Howell received her first introduction to the Vernier products during a week-long professional development session at Layton High in the Davis School District. An initial grant allowed the school to purchase some data-collection technology.
“They immediately started asking, ‘When are we going to do another lab with those calculators again?”
“In the training we did lots of labs with the Vernier representative, and by the end of the week we all thought ‘Yeah, we need these!’” says Howell. “I have to admit, my first few labs were a little shaky. But once the kids got their graphing calculators set up, they were able to help me through math part of the process, and we all had a great time. They immediately started asking, ‘When are we going to do another lab with those calculators again?’ How often do you hear that in chemistry?”
Now a more seasoned user of the Vernier products, Howell introduces them to her chemistry classes with a lab on endothermic/exothermic principles, using Vernier Temperature Probes and the TI calculators. Soon after, her students work with Gas Pressure Sensors and Temperature Probes to test out Boyle’s and Charles’s Laws.
“The pH Sensors help the kids really see a titration curve.”
When it’s time to study acid-based solutions, Vernier’s pH Sensors come into play. Howell says this is when students’ enthusiasm kicks into high gear. “The pH Sensors help the kids really see a titration curve,” Howell notes. “Then they get very excited when we titrate a diprotic acid, and they can see the second titration curve. They truly understand that it takes this much more acid to create that reaction – it’s a big ‘wow’ moment for them.”
Just after the holidays, Howell has the ideal way to channel students’ post-Christmas doldrums: with the “Ice Cream Lab.” In this experiment, which focuses on freezing-point depression, students must research the cheapest, least-toxic, most environmentally friendly type of salt for solidifying their milky concoction. With the help of a Vernier Temperature Probe, they easily identify the optimum compound: Good old NaCl – table salt – works best. “We have lots of snow by then, so I don’t have to spend money on ice, either!” Howell laughs.
“The previous year, without the TI and Vernier equipment, the previous AP Chemistry teacher only had a 33 percent pass-rate, with not everyone in class taking the final test. I had everyone in my class take the test, and we ended up with an 80 percent pass-rate!”
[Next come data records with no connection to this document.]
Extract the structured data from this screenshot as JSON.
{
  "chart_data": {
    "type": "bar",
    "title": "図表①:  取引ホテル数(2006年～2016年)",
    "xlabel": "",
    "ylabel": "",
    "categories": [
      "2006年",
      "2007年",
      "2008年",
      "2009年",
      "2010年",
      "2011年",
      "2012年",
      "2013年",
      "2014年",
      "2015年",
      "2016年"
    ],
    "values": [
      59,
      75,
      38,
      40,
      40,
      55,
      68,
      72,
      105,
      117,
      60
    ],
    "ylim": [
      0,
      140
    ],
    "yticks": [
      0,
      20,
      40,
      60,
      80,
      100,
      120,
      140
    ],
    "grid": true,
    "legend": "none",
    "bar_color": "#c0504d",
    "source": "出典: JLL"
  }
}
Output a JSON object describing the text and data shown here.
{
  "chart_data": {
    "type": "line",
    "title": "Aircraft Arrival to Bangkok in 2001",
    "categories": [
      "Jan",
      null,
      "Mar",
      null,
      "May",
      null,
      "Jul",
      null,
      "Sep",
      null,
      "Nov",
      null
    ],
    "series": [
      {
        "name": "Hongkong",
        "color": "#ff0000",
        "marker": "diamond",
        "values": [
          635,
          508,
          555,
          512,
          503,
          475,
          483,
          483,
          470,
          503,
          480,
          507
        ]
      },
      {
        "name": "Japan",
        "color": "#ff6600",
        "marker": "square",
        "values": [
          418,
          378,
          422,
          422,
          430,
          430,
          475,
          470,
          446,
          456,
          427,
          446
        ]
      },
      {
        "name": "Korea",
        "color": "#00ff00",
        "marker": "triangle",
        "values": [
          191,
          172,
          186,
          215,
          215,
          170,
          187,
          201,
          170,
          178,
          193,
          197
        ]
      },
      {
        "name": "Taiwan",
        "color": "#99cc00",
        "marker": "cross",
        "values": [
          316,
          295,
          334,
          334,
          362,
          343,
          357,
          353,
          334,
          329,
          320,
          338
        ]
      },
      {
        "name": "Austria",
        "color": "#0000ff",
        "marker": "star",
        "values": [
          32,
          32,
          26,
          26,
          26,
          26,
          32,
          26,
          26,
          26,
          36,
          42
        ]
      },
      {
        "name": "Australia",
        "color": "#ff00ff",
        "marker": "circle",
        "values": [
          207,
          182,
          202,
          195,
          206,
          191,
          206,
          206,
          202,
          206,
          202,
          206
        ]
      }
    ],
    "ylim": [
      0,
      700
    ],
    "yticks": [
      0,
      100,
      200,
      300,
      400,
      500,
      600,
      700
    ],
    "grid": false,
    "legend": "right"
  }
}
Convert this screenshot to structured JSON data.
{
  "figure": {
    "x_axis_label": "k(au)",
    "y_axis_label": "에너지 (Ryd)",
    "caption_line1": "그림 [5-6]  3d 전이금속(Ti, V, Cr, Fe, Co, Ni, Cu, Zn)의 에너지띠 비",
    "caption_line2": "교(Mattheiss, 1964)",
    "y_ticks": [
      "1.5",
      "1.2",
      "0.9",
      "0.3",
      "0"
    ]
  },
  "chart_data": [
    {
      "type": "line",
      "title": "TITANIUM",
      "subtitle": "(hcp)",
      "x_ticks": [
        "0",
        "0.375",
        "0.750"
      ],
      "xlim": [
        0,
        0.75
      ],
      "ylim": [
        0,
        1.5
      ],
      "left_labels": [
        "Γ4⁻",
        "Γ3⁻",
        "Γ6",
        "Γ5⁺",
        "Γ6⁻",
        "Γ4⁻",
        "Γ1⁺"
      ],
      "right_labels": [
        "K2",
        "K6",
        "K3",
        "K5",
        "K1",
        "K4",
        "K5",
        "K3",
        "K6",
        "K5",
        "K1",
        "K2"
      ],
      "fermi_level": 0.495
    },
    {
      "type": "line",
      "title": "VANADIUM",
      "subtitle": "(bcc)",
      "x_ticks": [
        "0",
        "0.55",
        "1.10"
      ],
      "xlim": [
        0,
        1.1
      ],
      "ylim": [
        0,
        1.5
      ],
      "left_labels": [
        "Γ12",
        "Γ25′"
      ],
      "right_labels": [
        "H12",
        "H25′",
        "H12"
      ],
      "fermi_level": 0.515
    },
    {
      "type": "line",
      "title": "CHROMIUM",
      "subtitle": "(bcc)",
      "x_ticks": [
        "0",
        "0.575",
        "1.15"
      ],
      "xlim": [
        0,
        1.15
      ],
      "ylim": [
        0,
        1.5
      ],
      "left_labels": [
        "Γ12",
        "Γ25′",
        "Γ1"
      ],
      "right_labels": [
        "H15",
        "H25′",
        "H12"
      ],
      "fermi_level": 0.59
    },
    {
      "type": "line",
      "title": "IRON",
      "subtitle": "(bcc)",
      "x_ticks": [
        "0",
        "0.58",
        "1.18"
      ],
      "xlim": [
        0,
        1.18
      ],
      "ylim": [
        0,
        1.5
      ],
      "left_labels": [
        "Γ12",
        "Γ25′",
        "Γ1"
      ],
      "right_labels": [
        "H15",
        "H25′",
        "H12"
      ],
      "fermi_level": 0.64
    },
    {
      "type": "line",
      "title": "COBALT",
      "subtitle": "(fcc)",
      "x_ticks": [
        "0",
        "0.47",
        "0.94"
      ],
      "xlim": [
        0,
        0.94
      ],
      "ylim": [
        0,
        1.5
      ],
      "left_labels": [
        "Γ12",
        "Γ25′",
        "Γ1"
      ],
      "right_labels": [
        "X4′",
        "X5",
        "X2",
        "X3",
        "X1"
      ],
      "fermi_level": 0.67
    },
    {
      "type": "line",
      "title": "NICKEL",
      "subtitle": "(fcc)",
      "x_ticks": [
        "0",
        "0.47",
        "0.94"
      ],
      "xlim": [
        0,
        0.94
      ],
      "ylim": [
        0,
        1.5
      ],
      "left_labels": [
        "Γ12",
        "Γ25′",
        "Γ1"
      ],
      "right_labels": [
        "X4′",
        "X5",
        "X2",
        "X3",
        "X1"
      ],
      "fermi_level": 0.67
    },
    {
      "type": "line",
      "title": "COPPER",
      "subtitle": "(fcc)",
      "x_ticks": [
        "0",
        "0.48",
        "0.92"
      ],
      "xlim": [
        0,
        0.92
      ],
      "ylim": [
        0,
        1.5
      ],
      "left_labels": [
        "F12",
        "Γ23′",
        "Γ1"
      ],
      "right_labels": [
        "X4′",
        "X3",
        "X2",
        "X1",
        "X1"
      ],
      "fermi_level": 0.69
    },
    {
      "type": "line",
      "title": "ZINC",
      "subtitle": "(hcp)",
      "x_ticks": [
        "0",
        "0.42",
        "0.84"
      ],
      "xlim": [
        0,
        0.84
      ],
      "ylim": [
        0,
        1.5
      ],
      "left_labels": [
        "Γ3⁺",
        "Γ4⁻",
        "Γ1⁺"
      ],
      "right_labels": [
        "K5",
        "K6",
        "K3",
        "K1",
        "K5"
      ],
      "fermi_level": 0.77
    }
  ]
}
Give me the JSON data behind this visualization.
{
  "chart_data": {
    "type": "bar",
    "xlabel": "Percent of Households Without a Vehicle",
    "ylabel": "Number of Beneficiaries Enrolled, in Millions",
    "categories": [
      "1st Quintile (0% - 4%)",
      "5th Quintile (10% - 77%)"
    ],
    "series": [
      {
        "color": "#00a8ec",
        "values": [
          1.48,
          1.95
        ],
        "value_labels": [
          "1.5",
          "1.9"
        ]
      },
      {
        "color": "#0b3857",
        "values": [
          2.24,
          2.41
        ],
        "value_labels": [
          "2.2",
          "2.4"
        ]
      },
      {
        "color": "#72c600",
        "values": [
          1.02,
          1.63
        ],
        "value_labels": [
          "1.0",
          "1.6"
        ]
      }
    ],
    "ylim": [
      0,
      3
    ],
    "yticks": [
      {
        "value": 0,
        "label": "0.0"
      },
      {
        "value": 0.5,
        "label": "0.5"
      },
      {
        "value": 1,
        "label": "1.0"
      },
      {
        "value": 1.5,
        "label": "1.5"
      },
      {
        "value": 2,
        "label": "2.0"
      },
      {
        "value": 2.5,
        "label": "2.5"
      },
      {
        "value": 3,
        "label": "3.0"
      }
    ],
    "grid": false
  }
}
Aside from her newfound facility with technology tools, Howell is proudest of the dramatic results they’ve made possible for her students. “Last year was the first time that I’d taught AP Chemistry since coming back,” Howell reveals. “The previous year, without the TI and Vernier equipment, the previous AP Chemistry teacher only had a 33 percent pass-rate, with not everyone in class taking the final test. I had everyone in my class take the test, and we ended up with an 80 percent pass-rate! This year I’ve doubled my class size and then some, and I’m hoping the scores will improve even more.
“I attribute the students’ success to the labs we were able to run with the Vernier and TI equipment,” concludes Howell. “At last they’re able to get good results quickly. I’ve quit saying ‘I know this is the result you got, but this is the result you were supposed to get. The Vernier sensors and probes have truly helped my students internalize their learning. Now, it all makes sense to them. I’m so proud of all of them!”